Dare to be different – An Interview with Legowelt

The singular Dutch producer talks to Ian Maleney ahead of his appearance at the Sugar Club this Friday.

Danny Wolfers has been at the centre of at least three different zeitgeists in his long history of making dance music. Coming out of the Hague in the mid 90s with releases on Bunker, he enjoyed a brief moment in the limelight thanks to Disco Rout coming out on Sven Vath’s Cocoon label, riding the electroclash wave until he got bored of it or he freaked the audiences out too much. He’s since released on label of the moment, L.I.E.S., an outfit who seem to share his attitude to work and sound, as well as continually putting out material on his own label.  A singular presence at the heart of European dance music for nearly 20 years, Wolfers refuses to get caught up in his “career”, focusing instead on making great music, every day. 

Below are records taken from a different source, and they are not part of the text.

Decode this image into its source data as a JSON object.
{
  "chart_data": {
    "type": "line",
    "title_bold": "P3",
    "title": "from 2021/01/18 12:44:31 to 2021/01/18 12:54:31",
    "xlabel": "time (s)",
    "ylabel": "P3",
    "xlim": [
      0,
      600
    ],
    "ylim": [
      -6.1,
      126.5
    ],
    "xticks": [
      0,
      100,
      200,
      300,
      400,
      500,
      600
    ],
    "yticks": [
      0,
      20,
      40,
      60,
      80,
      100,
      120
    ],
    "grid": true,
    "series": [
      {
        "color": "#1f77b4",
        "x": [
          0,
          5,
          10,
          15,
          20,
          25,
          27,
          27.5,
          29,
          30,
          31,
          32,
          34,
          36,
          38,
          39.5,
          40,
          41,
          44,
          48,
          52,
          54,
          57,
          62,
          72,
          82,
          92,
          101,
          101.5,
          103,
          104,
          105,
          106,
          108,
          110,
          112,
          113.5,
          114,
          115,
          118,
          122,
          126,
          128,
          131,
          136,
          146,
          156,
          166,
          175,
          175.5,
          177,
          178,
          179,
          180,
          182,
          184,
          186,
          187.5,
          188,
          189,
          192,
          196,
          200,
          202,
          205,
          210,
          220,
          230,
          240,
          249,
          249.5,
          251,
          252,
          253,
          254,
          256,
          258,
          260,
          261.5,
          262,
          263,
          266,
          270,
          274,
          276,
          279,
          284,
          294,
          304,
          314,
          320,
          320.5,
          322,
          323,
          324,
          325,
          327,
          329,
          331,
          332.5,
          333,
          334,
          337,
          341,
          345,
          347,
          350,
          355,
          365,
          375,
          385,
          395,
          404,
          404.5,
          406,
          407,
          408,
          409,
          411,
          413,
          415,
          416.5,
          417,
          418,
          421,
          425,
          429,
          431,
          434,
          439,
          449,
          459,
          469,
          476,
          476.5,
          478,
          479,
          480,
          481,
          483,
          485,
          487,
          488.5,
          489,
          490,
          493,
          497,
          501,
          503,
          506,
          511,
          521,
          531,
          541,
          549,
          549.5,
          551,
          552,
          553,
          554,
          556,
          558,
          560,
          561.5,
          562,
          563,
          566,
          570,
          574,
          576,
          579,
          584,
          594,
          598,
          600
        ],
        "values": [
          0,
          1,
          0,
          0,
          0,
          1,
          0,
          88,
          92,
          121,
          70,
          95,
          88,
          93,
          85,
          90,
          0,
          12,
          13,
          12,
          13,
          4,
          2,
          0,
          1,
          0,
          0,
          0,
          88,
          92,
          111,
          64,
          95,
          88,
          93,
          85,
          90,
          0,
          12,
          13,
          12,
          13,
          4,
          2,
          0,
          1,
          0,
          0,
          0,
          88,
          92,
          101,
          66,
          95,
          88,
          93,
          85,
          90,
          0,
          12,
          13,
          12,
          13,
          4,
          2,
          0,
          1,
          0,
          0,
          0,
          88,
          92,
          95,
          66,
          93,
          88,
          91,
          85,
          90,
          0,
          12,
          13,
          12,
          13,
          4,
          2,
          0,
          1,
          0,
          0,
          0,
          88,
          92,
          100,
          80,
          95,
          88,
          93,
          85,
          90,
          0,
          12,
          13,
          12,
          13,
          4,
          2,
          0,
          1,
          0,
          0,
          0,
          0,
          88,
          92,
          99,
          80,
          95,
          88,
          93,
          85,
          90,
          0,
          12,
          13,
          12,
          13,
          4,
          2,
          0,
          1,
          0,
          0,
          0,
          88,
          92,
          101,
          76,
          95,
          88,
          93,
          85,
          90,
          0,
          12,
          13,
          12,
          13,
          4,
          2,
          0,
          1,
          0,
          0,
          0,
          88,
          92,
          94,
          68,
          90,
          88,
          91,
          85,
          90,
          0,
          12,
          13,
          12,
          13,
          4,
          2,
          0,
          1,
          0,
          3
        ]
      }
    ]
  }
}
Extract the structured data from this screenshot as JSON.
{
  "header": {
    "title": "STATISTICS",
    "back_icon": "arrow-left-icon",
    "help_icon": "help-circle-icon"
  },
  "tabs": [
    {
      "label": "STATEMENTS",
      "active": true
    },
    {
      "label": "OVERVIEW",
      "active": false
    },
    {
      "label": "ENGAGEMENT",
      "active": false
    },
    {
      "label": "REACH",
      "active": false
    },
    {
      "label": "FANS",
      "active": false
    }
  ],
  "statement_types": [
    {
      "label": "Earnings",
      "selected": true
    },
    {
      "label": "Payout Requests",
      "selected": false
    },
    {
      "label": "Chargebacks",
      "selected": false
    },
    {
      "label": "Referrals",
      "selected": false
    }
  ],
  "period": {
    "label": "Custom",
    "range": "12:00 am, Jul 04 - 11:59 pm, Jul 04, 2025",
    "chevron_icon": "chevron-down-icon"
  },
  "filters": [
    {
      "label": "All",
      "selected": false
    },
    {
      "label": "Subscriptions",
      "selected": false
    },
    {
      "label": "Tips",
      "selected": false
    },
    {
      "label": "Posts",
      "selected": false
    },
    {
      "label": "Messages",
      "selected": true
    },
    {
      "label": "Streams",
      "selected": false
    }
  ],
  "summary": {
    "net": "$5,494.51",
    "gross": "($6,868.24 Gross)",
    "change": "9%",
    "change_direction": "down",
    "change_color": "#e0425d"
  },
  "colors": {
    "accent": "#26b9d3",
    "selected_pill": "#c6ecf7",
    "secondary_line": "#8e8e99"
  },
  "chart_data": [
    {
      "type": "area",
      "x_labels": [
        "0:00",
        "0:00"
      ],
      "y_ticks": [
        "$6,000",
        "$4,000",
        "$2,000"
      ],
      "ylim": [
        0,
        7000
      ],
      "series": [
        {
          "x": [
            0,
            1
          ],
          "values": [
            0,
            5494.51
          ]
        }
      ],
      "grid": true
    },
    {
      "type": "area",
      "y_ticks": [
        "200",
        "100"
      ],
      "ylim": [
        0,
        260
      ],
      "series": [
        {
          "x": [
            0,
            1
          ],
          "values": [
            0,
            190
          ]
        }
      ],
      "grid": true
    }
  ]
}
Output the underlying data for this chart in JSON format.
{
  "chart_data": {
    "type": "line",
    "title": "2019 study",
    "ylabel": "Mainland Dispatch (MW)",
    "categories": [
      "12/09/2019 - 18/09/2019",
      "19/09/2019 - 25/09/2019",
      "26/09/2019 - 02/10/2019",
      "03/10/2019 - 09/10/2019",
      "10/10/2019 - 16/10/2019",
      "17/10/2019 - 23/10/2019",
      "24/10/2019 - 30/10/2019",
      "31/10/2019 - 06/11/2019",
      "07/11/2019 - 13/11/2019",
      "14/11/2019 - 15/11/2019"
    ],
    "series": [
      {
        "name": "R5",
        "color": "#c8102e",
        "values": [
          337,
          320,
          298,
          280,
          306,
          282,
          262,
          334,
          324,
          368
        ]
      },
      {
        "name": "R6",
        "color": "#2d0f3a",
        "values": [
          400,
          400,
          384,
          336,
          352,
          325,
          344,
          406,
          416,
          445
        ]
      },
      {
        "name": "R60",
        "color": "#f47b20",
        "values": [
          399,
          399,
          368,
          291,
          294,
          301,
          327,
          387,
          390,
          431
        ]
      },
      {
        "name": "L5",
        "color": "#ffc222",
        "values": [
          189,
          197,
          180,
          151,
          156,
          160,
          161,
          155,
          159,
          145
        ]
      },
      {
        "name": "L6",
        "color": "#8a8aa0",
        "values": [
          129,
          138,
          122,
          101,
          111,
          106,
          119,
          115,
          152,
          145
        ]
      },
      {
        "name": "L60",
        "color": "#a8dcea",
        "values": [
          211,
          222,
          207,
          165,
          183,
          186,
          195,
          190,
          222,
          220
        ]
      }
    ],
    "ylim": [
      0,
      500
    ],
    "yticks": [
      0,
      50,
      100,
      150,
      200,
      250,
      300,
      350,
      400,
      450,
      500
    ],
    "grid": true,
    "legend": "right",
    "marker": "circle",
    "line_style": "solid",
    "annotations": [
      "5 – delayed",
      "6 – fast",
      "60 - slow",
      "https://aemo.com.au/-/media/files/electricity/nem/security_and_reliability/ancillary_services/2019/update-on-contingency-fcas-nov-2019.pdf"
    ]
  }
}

What is your working schedule like? Is it important to you to stay creative all the time, just plugging away at a track or a synth until you get something you like rather than waiting for inspiration to strike?
If you are trained in this stuff for a long time like me you don’t need to wait for inspiration to strike, it just comes to you when you want or you just change your attitude or your way of working look at things from a different angle. There is so much you can do its like fishing from a giant ocean of unlimited ideas you just gotta steer your little boat to where the fishing grounds are. 

I was really interested in a comment you made about gear-nerds and synth collectors, that it can all get very macho. Do you think this is a widely held view, and one that maybe holds back a lot of women from getting involved in electronic music?
This gear nazism is getting less and less fortunately, You gotta be open-minded or else you will end up in a vicious hole of never ending gear grudge. I don’t think that women are held back at all, there have been women doing this stuff since day one of electronic music. 

You’ve talked about liking music by people like Terence Dixon, Andy Stott, Actress, etc. What about those artists makes them “futuristic” to you?
Those artists just have their own unique signature sound, their own unique style and way they “paint” the music, they don’t give a fuck about what other people think or do like a lot of pedestrian boring techno producers that just follow and copy others and try to sound all clean and hi-fi. I like when artists “dare to be different” like Jus Ed sais on one of his tracks.

Have you found much to like in the recent trend for very noisy techno? You’ve released on L.I.E.S which is very much at the heart of a new, but still pretty retro-sounding, dirty sound.
That noisy techno sound is not new at all, that stuff has been done since the early 90s. It’s just all these new hipster kids that were in rock music who became interested in house and techno now hear this shit for the first time and make it all hip again, calling it outsider house or whatever the fuck.

Do you see innovation as being an important part of the producer’s task?
I don’t think innovation is important at all, the most important thing is the artists own character in the music, his signature sound. To be original, have faith in his own music, this can be done with being in old sounds too. Its the artists own style that will make the music innovative. 

You surprised a lot of people by saying you use Ableton and Reason alongside your older equipment. Is it important for you to find a balance between old and new technologies? And is that a difficult balance to find?
No, for me its all the same. Digital synths, computers, analog synths, software, trackers, Ableton, hardware sequencers I don’t care were it comes from they are all equal instruments. For gods sake most analog synths are filled with digital chips too and have lots of controlling software in them. 

I’ve read that you see no future in vinyl and maybe are not generally a big fan of it. Do you think vinyl is another element of nostalgia in dance music culture? 
I am not a vinyl hater or anything I love holding a piece of vinyl and putting it on the record player. But I think these vinyl only guys are really ridiculous being all anti-digital, what the fuck is their problem? I don’t really care about these things, its the same boring discussion about digital vs analog. Its so fucking boring and a waste of time, the real thing people should be concentrating on is music itself.

How do you approach playing in front of crowds these days? Is it a standard kind of DJ set or do you try to do something more live or prepared?
Its mostly live, I can do whatever I feel like. I seldom prepare anything really, just the standard things like beats, but how I am going to play them is all up to what happens in the Night. Of course there are some standard things I do a couple of times cause I know they will work, but the live set is always evolving. Each and every gig I learn or train new things to do.

Legowelt plays the Sugar Club this Friday, 1st March.